Over time I added an [iMac][4] and an [iPad][5] to my setup. This made t(T)hings a bit more complicated. Syncing between the iMac and MacBook is much more complicated. I chose to sync my Things database file via my [DropBox][6] account to all my computers. But this means that only one instance of Things can be running at a time. If I forget to close the app on one machine, the data will probably not be up to date or even overwritten. The iPad can sync natively with the Mac application. But then again only via the local network. I also didn’t want to pay half of the price of the desktop application for a solution I’m not satisfied with. And I didn’t want to setup some VPN/Wide Area Bonjour solution just to sync my tasks. And there is still no over-the-air sync solution in sight.
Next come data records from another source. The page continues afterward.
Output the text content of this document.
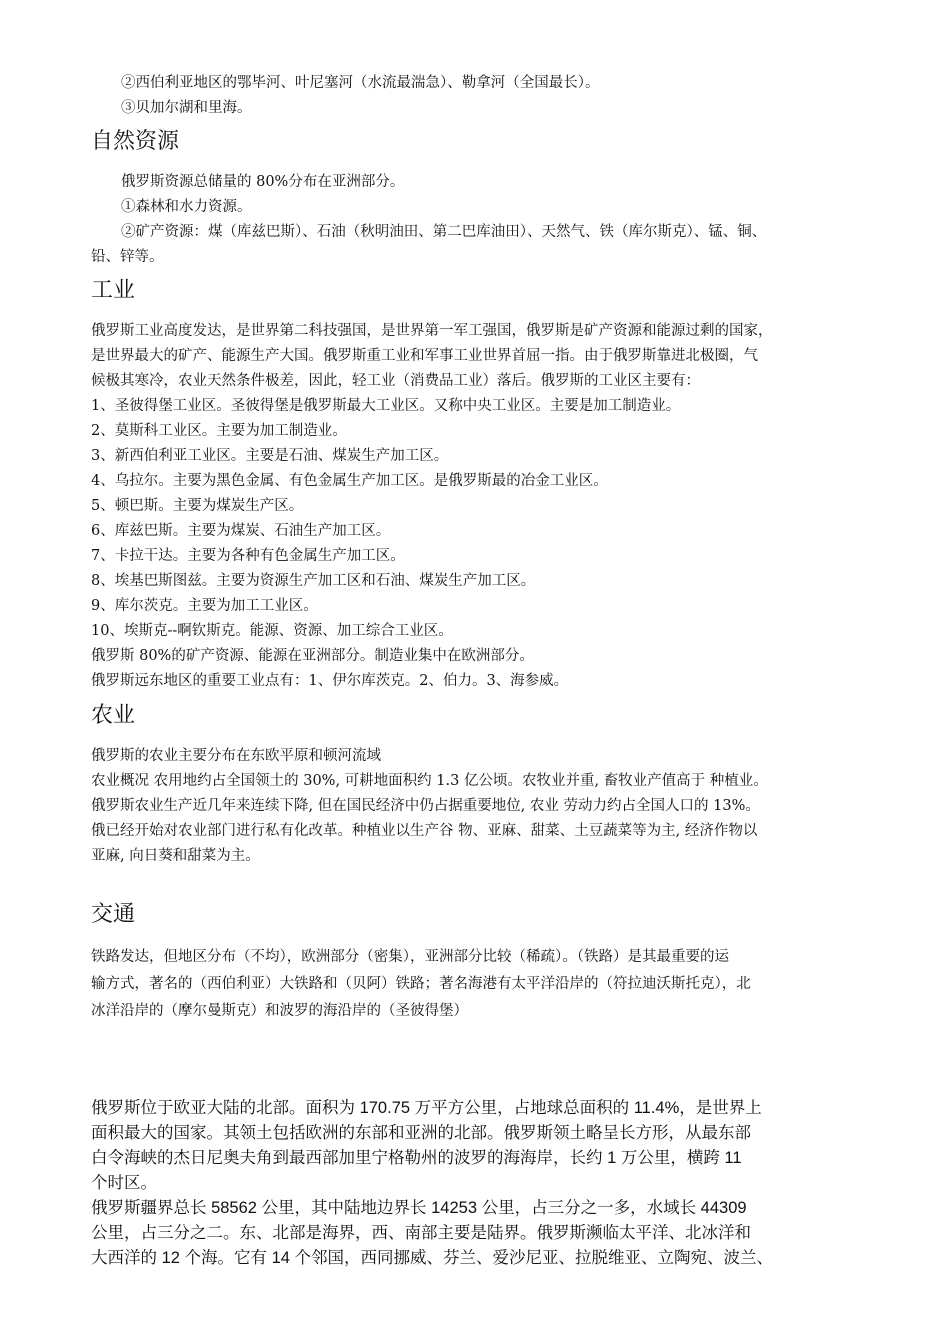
②西伯利亚地区的鄂毕河、叶尼塞河（水流最湍急）、勒拿河（全国最长）。
③贝加尔湖和里海。
自然资源
俄罗斯资源总储量的 80%分布在亚洲部分。
①森林和水力资源。
②矿产资源：煤（库兹巴斯）、石油（秋明油田、第二巴库油田）、天然气、铁（库尔斯克）、锰、铜、
铅、锌等。
工业
俄罗斯工业高度发达，是世界第二科技强国，是世界第一军工强国，俄罗斯是矿产资源和能源过剩的国家，
是世界最大的矿产、能源生产大国。俄罗斯重工业和军事工业世界首屈一指。由于俄罗斯靠进北极圈，气
候极其寒冷，农业天然条件极差，因此，轻工业（消费品工业）落后。俄罗斯的工业区主要有：
1、圣彼得堡工业区。圣彼得堡是俄罗斯最大工业区。又称中央工业区。主要是加工制造业。
2、莫斯科工业区。主要为加工制造业。
3、新西伯利亚工业区。主要是石油、煤炭生产加工区。
4、乌拉尔。主要为黑色金属、有色金属生产加工区。是俄罗斯最的冶金工业区。
5、顿巴斯。主要为煤炭生产区。
6、库兹巴斯。主要为煤炭、石油生产加工区。
7、卡拉干达。主要为各种有色金属生产加工区。
8、埃基巴斯图兹。主要为资源生产加工区和石油、煤炭生产加工区。
9、库尔茨克。主要为加工工业区。
10、埃斯克--啊钦斯克。能源、资源、加工综合工业区。
俄罗斯 80%的矿产资源、能源在亚洲部分。制造业集中在欧洲部分。
俄罗斯远东地区的重要工业点有：1、伊尔库茨克。2、伯力。3、海参威。
农业
俄罗斯的农业主要分布在东欧平原和顿河流域
农业概况 农用地约占全国领土的 30%, 可耕地面积约 1.3 亿公顷。农牧业并重, 畜牧业产值高于 种植业。
俄罗斯农业生产近几年来连续下降, 但在国民经济中仍占据重要地位, 农业 劳动力约占全国人口的 13%。
俄已经开始对农业部门进行私有化改革。种植业以生产谷 物、亚麻、甜菜、土豆蔬菜等为主, 经济作物以
亚麻, 向日葵和甜菜为主。
交通
铁路发达，但地区分布（不均），欧洲部分（密集），亚洲部分比较（稀疏）。（铁路）是其最重要的运
输方式，著名的（西伯利亚）大铁路和（贝阿）铁路；著名海港有太平洋沿岸的（符拉迪沃斯托克），北
冰洋沿岸的（摩尔曼斯克）和波罗的海沿岸的（圣彼得堡）
俄罗斯位于欧亚大陆的北部。面积为 170.75 万平方公里，占地球总面积的 11.4%，是世界上
面积最大的国家。其领土包括欧洲的东部和亚洲的北部。俄罗斯领土略呈长方形，从最东部
白令海峡的杰日尼奥夫角到最西部加里宁格勒州的波罗的海海岸，长约 1 万公里，横跨 11
个时区。
俄罗斯疆界总长 58562 公里，其中陆地边界长 14253 公里，占三分之一多，水域长 44309
公里，占三分之二。东、北部是海界，西、南部主要是陆界。俄罗斯濒临太平洋、北冰洋和
大西洋的 12 个海。它有 14 个邻国，西同挪威、芬兰、爱沙尼亚、拉脱维亚、立陶宛、波兰、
The main problem is apparently that this syncing and scaling stuff is [really hard][7]. Which is also the reason why systems like [CouchDB][8] don’t exist. Don’t get me wrong, I don’t think you can solve this (in a satisfying way for developers and customers) by just throwing a piece of technology at it. But I also don’t think this is we-have-to-think-about-it-for-2-years hard. Needless to say I am a bit disappointed how this turned out. And due to this I also used Things less and less, which didn’t really improve the situation.

The alternatives

So I started to try out other task management solutions. The obvious choice was [OmniFocus][9]. It has great syncing support and device integration. However I just want a simple solution and OmniFocus can do pretty much everything ever imagined regarding task management. So it is a bit bloated to use. Other notable choices are [Todo for iPad][10]/[iPhone][11] in combination with the [online syncing service][12]. There is no Desktop app however and I have the feeling, that the data is rather closed in.

One really good looking alternative is [wunderlist][13] by the Berlin based company [6 Wunderkinder][14]. There is a Desktop and iPhone app and there is also online syncing built in. This is really a promising todo manager with a clean interface. But I also wanted the possibility to have my data in my own personal cloud.

CouchDB to the rescue

As I had started to work a lot more with CouchDB lately, I decided to built a GTD manager as a couchapp. This meant I get replication, simple storage and the REST API (almost) for free. Additionally it supports a completely decoupled approach to interface with the data. The first step is of course to write a couchapp to be served directly from CouchDB. This can then be used to access the data from everywhere. And can also be replicated together with the data to any device supporting CouchDB.

For the next steps the CouchDB HTTP/JSON API also enables the easy creation of clients for the data in almost any language or technology. Therefore a console, native OSX or iPhone client or even a much better web client can be created rather easily. And all this while your data remains under your control. Just [get][15] a CouchDB and get started.

Use this now?

That being said, [gtd-couch][16] - the couchapp mentioned before - has just reached version v0.1.0. It already features basic functionality and is pretty usable. Try it out if you’re interested, I use it as my task manager already. There are also some outstanding issues and new features which will be implemented as time allows.

This does not mean that I won’t try out the Things cloud sync solution, when (if) it finally comes out. I still think it has really great design and a simple interface. But for now I’ll enjoy being able to interface with my data as I want to and host it where I want to.